After a break, participants met in small groups to discuss next activities for individual chapters. Finally, everybody met again for a plenary session to discuss the handbook concept map and timeline for finalization of the first complete handbook draft. During this discussion, the importance of considering the Sustainable Development Goals (SDGs) was highlighted. SDGs health goals aim to ensure healthy lives and promote well-being for all at all ages with targets covering the existing health millennium development goals to non-communicable diseases, mental health, substance abuse, road traffic accidents, family planning, universal health coverage, and pollution. Moreover, participants talked about different evaluation angles that could be pursued (e.g. evaluating the capacity of programme to solve a problem vs. evaluating the strength of a collaboration vs. evaluating the outcome of a programme) and what this would mean in terms of scale and target users. A proposal was made on how to structure collaborative efforts in a matrix to move from a simple approach to a more systemic one. There was agreement that the evaluation of One Health should allow to demonstrate whether an initiative is working and whether things could be done in a better way.

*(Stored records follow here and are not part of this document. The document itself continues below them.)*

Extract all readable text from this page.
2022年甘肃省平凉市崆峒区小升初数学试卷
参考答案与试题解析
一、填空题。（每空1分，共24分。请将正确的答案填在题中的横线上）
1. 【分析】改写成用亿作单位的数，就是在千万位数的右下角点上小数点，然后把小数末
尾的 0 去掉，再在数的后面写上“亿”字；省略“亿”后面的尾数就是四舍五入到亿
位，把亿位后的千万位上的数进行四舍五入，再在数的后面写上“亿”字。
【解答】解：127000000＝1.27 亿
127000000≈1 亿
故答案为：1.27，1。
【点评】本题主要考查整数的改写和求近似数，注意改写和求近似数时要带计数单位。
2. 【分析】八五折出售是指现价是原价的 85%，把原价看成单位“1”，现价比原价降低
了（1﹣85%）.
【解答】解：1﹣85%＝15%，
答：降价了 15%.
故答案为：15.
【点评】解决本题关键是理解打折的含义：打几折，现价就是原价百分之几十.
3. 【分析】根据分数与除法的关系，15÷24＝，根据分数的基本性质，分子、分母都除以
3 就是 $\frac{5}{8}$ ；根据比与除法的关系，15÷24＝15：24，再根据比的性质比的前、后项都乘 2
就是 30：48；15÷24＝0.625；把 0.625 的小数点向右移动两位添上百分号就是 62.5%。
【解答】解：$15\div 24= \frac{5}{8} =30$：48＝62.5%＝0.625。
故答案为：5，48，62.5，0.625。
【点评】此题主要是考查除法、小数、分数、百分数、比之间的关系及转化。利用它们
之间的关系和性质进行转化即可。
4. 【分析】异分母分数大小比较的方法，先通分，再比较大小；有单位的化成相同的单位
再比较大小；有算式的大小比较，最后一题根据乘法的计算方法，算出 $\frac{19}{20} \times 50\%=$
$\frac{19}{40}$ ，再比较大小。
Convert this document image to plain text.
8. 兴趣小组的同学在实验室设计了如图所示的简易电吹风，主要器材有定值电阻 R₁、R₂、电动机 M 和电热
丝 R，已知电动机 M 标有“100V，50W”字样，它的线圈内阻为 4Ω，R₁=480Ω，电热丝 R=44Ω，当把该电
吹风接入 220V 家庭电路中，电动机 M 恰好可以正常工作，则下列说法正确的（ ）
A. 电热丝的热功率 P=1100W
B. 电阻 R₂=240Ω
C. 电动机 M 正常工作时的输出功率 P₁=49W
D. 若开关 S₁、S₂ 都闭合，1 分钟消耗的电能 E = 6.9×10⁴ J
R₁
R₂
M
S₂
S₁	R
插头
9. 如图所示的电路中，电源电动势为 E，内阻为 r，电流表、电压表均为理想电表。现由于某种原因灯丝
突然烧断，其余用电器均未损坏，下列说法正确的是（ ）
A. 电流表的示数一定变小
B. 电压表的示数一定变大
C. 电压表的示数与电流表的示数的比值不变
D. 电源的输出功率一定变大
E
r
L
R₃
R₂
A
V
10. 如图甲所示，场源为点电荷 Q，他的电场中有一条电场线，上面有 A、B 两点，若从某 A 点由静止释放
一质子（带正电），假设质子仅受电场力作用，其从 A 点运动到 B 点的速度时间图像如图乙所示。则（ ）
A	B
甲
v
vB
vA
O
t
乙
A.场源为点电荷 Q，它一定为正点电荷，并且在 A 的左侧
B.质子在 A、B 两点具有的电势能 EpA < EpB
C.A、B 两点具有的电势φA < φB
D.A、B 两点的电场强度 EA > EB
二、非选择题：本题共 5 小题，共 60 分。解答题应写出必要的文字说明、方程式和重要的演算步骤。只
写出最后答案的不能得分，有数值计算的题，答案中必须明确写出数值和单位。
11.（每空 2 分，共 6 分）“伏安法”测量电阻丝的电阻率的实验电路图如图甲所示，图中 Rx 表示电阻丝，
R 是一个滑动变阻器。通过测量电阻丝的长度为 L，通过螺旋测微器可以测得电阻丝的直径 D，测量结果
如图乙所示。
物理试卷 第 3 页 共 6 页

The discussions continued in the evening when participants socialised over a relaxing networking dinner with beautiful views of Cluj and its surrounding hills.

Discusssions over dinner


Attendees at meeting

Following the WG1 meeting, a three day Training School on “Evaluation: Best practice approaches and applications in multiple disciplines” took place. The training school provided ample opportunities to learn and engage with different evaluation concepts and research methods in other disciplines. WG meetings and training schools take place regularly throughout the NEOH programme and are available for all network participants.


1st Working Group Meeting
London, UK, 29th-30th January 2015
Working Groups meeting2

The first WG meetings of all four WGs took place took place at the Royal Veterinary College in Hatfield (London area) on the 29th and 30th January 2015 in combination with the second NEOH management committee meeting. About 50 participants from all over Europe came together to get to know each other, learn about the network, and make detailed plans for the WG activities. In the plenary sessions general information about the network, WG progress to date, COST rules and participation, financial and administrative procedures and reporting were communicated (for details, please see the agenda). Moreover, participants had the opportunity to discuss their WG objectives, progress to date, plans, roles and responsibilities in dedicated WG sessions. They made the most out of it – discussions were lively and stimulating, ideas were coming from all directions and perspectives and good progress was made. Participants also met and talked informally with each other during the reception/networking event and animated conversations continued over dinner! The event provided a good opportunity to establish a solid basis for fruitful and productive working relationships and to consolidate ideas and plans for the network.